Siamo in questo complesso nuragico, Prisgiona (o Prisciona), vicino ad Arzachena. Guardate che meraviglia! Cosa facevano qua? Parliamo di 3.500 anni fa. L’età del bronzo. E qui, che testimonianze ci sono? Cos’è questa, una città? Una piccola congregazione? Qui hanno scoperto ci facevano il pane, lì le brocche. Qui c’era una via. Qui si trovavano i sardi e si salutavano: “Buongiorno, buongiorno”. Passavano di qua. Erano sardi alti! 1,70-1,75. Roba da pazzi! Non sappiamo niente. Sono scomparsi. E questi nuraghi sono simbolo di cosa? Simbolo religioso? Tombe? Strutture militari, per avvistare i nemici? Non lo sapremo mai. Alcuni dicono che sono reperti affiorati da Atlantide. Perfino Atlantide …

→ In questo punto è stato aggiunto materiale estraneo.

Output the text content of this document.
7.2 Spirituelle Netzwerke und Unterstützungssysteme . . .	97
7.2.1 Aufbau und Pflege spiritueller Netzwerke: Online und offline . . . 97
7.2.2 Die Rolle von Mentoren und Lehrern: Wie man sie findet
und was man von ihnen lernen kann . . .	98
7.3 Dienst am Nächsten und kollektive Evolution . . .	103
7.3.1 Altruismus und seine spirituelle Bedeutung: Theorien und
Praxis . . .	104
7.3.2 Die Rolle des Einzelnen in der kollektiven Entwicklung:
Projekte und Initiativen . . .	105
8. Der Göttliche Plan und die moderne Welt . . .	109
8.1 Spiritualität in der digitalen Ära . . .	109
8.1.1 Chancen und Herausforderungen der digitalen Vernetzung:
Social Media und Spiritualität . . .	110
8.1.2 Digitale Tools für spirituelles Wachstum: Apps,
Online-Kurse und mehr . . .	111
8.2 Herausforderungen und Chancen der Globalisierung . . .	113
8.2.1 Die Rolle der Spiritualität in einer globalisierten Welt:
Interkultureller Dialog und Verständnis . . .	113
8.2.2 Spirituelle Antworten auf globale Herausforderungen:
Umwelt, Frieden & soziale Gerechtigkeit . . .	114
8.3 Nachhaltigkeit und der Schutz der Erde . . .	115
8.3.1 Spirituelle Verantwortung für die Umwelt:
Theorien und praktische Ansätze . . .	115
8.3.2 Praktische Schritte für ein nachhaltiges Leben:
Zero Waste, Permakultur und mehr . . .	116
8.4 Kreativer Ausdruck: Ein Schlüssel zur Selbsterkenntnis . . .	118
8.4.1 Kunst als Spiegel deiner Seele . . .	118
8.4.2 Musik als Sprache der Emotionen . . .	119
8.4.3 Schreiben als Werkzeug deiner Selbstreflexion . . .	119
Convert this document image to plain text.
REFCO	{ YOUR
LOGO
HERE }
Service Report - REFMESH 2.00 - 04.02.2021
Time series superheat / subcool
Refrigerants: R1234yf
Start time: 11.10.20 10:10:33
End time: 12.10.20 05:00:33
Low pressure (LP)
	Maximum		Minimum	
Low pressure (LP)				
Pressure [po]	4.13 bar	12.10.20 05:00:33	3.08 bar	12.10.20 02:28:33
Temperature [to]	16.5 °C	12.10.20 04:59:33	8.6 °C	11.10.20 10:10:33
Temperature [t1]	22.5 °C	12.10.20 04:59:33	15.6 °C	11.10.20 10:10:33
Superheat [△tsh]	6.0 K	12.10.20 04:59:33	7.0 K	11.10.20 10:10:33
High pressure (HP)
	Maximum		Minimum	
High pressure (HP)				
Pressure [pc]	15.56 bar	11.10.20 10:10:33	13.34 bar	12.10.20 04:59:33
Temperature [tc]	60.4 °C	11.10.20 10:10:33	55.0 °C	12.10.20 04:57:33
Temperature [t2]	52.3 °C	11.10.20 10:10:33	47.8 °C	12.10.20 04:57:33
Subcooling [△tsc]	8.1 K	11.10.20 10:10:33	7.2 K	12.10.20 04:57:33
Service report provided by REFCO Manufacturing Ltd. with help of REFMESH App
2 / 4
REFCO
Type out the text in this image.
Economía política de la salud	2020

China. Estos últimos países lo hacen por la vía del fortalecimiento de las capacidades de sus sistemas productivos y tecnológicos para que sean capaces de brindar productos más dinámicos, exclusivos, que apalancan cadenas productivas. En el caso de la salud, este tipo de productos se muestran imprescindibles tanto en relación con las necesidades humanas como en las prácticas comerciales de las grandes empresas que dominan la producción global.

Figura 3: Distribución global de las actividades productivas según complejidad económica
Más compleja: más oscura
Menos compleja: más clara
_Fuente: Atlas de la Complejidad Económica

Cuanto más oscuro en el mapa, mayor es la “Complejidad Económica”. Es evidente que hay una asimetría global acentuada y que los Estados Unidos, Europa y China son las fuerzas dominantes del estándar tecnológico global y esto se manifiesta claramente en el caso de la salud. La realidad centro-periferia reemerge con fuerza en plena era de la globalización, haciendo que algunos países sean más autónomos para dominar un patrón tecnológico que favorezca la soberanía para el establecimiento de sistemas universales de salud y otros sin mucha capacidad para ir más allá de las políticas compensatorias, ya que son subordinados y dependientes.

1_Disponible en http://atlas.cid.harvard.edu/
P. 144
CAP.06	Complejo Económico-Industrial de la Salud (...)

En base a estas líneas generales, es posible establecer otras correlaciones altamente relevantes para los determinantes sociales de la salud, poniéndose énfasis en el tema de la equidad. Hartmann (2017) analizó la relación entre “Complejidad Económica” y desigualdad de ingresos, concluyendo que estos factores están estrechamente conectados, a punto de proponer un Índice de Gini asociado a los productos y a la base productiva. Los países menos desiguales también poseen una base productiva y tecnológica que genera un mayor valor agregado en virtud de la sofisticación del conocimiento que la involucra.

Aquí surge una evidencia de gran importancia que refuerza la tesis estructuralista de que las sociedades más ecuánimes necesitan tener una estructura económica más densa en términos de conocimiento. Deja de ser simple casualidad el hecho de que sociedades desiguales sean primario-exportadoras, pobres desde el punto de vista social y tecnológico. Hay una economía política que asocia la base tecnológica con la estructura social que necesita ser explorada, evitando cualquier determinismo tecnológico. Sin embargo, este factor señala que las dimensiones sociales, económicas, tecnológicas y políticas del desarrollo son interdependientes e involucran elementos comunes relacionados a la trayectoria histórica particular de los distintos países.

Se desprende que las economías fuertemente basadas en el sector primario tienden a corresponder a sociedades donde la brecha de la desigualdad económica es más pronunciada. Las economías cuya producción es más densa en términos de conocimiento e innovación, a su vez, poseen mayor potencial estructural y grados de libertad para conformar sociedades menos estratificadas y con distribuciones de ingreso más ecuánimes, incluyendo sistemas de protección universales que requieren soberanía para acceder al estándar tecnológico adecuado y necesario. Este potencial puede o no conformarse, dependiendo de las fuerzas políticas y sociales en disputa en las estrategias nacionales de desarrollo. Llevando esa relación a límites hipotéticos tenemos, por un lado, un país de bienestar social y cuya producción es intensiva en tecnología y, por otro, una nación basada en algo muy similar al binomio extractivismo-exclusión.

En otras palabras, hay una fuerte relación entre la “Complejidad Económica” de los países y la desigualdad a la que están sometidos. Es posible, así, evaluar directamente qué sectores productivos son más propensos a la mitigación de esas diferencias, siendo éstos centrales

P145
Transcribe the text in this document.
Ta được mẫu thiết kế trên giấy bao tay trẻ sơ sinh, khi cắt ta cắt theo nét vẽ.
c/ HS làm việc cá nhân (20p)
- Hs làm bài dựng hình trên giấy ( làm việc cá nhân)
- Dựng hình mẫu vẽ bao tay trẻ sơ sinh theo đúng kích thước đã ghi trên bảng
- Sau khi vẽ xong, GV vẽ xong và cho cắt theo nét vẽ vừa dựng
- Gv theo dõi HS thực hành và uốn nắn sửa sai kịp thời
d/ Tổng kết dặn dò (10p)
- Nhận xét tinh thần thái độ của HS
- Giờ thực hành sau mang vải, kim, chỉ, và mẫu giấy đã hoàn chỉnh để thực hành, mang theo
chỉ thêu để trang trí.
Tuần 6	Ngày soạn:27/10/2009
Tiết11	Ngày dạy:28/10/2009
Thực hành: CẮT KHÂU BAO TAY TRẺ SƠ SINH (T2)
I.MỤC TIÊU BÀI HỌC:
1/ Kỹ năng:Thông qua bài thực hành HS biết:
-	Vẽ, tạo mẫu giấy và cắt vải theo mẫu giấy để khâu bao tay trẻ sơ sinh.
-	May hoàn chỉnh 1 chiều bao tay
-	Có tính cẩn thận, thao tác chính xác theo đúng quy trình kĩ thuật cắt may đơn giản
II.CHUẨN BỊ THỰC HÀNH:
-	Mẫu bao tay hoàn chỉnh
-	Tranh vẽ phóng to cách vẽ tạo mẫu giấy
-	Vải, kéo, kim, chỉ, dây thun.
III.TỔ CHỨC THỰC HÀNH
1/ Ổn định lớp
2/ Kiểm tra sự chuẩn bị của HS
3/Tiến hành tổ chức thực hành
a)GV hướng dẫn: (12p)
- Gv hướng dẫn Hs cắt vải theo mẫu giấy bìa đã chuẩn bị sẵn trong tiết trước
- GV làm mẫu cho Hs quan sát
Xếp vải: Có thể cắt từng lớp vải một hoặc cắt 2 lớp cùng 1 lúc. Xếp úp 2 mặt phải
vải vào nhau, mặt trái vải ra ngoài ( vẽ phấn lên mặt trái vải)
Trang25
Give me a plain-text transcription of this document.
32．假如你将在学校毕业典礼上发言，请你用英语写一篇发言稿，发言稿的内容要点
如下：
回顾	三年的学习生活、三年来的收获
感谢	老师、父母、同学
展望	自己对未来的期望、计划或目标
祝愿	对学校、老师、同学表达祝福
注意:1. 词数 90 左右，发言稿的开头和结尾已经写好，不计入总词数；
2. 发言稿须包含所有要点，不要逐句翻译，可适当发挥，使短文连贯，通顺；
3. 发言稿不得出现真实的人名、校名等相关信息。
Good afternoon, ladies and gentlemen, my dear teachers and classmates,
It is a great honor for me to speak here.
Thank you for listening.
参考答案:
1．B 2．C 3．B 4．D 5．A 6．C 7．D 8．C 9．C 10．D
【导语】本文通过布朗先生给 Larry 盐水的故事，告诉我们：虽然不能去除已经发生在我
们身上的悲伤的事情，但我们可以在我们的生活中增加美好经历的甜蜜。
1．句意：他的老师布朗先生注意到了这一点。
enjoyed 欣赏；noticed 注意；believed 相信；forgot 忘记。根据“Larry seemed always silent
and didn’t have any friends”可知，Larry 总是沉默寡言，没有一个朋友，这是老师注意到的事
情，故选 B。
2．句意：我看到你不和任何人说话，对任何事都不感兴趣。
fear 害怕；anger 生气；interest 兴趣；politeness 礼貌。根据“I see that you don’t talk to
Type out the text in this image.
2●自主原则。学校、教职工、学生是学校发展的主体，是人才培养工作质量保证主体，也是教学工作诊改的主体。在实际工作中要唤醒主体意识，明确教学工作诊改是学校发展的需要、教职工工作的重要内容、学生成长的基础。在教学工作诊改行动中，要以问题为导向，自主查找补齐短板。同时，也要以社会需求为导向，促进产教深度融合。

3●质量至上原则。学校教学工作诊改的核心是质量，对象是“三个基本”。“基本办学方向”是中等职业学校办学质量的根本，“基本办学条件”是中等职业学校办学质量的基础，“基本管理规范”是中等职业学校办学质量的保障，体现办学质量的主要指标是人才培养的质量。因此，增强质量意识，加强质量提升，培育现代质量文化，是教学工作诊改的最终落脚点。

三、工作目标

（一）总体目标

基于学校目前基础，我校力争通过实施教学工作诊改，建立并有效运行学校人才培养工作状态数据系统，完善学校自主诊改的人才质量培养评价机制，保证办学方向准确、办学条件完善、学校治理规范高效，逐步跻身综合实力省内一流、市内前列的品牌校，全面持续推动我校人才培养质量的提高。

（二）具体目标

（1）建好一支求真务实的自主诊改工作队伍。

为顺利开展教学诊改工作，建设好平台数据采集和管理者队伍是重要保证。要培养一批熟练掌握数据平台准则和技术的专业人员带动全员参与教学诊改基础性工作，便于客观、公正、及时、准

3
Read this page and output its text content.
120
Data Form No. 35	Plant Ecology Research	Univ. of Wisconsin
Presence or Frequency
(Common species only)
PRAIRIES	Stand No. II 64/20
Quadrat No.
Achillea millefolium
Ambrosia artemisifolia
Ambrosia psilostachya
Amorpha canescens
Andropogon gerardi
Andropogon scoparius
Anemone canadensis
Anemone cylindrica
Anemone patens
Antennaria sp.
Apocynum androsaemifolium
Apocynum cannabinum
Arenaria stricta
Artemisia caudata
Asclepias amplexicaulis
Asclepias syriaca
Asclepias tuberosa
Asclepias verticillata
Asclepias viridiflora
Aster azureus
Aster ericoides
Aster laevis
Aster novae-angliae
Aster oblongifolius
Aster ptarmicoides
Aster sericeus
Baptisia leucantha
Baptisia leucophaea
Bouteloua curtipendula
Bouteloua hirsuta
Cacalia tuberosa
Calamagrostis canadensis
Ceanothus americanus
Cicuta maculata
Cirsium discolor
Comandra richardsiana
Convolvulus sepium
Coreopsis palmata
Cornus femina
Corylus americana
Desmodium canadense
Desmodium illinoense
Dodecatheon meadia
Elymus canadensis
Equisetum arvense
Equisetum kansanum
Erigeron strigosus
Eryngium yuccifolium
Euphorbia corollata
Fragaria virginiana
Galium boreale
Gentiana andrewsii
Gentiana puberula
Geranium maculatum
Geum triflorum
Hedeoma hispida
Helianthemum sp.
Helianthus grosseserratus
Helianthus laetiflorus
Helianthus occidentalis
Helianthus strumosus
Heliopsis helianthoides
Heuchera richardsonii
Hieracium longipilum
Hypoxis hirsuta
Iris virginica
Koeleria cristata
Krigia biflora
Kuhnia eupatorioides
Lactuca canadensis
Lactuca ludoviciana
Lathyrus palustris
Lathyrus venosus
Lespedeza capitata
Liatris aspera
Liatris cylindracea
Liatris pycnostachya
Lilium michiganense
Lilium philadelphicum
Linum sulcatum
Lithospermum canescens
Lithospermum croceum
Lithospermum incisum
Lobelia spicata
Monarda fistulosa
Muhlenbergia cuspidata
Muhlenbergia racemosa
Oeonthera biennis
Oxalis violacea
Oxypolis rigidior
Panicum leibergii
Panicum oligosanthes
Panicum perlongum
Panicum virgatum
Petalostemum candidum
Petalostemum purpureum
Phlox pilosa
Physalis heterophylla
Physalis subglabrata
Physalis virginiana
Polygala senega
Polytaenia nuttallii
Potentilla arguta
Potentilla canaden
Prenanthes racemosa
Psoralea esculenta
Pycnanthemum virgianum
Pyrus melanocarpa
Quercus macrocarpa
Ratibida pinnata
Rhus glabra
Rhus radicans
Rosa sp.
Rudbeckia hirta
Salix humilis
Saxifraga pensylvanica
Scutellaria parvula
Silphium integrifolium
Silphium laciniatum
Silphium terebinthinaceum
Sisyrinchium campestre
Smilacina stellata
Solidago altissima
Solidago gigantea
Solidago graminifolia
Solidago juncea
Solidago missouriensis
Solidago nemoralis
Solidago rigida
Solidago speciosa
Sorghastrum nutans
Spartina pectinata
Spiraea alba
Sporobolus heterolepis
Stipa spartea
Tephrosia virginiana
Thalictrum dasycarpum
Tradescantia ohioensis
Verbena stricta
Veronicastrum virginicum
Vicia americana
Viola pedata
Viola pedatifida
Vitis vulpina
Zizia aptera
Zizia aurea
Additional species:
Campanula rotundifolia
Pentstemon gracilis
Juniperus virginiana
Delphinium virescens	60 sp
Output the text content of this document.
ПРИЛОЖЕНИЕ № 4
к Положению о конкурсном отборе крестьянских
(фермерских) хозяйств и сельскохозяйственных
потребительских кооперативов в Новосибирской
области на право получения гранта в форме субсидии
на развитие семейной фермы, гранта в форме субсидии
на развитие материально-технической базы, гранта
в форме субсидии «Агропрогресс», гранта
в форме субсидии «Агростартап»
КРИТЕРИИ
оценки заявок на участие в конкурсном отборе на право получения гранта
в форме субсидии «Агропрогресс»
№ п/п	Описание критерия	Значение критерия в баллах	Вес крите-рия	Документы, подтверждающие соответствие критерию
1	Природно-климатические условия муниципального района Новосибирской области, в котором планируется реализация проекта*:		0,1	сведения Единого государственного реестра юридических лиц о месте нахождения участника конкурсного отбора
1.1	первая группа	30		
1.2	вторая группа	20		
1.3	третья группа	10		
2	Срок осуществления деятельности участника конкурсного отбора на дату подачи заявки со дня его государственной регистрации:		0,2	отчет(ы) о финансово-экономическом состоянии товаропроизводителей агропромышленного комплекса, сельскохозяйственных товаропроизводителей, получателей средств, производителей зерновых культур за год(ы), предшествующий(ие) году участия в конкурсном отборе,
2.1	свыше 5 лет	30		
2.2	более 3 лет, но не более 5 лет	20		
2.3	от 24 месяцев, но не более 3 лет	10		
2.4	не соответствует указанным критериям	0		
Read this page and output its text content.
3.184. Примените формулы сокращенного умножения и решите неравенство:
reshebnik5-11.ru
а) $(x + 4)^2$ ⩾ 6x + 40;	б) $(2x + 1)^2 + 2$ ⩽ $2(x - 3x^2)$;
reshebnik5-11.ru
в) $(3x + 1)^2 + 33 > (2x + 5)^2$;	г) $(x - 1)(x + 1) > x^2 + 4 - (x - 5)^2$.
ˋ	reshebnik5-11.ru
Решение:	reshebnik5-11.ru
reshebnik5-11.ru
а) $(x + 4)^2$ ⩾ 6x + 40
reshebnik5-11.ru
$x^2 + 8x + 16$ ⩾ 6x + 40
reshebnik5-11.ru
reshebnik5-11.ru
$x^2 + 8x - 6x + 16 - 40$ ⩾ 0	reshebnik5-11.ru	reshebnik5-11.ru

Allora mi viene in mente una cosa. Mi fa pensare al futuro. Penso, fra 3.500 anni, quando saremo scomparsi, i nostri pronipoti scaveranno. E cosa troveranno di noi? Quale sarà la nostra testimonianza? Ci saranno pietre così che racconteranno il nostro passato. Scaveranno e cosa troveranno? Simboli religiosi. Chiese, dedicate all’unico Dio … Simboli dedicati all’imperatore Berlusconi Silvio … Cosa troveranno? Mausolei in alta Italia. Delle tombe meravigliose in alta Italia dove saranno seppellite al dio Berlusconi le mummie. Mummie come Previti, Vespa, Emilio Fede.
Cosa scopriranno tra 3.500 anni? Cosa potremmo tramandare della nostra civiltà? Vedremo scarafaggi mummificati, mummie di giornalisti con nomi terribili, arcaici, come Belpietro, Mimum, Giordano. Che cosa sarà la nostra storia tra 3.500 anni? Come ci chiameranno? Se questa civiltà del nuraghi la chiamano nuragica, noi come ci chiameranno? La civiltà delle zoccole! Delle grandi zoccole. E allora scopriranno, magari proprio qui in Sardegna, un nuraghe meraviglioso affiorare: villa Certosa. Con dei graffiti enormi: “meno male che Silvio c’è”. E loro non capiranno: “Chi è questo qui?”. Oppure: “Vaffanculo Ghedini”. E loro diranno: “Chi sarà questo qui? Un santone? Chi sarà Ghedini?”. E poi magari vedranno un graffito di un uomo nudo con un pene enorme eretto che sarà Topolanek, grande re di Boemia.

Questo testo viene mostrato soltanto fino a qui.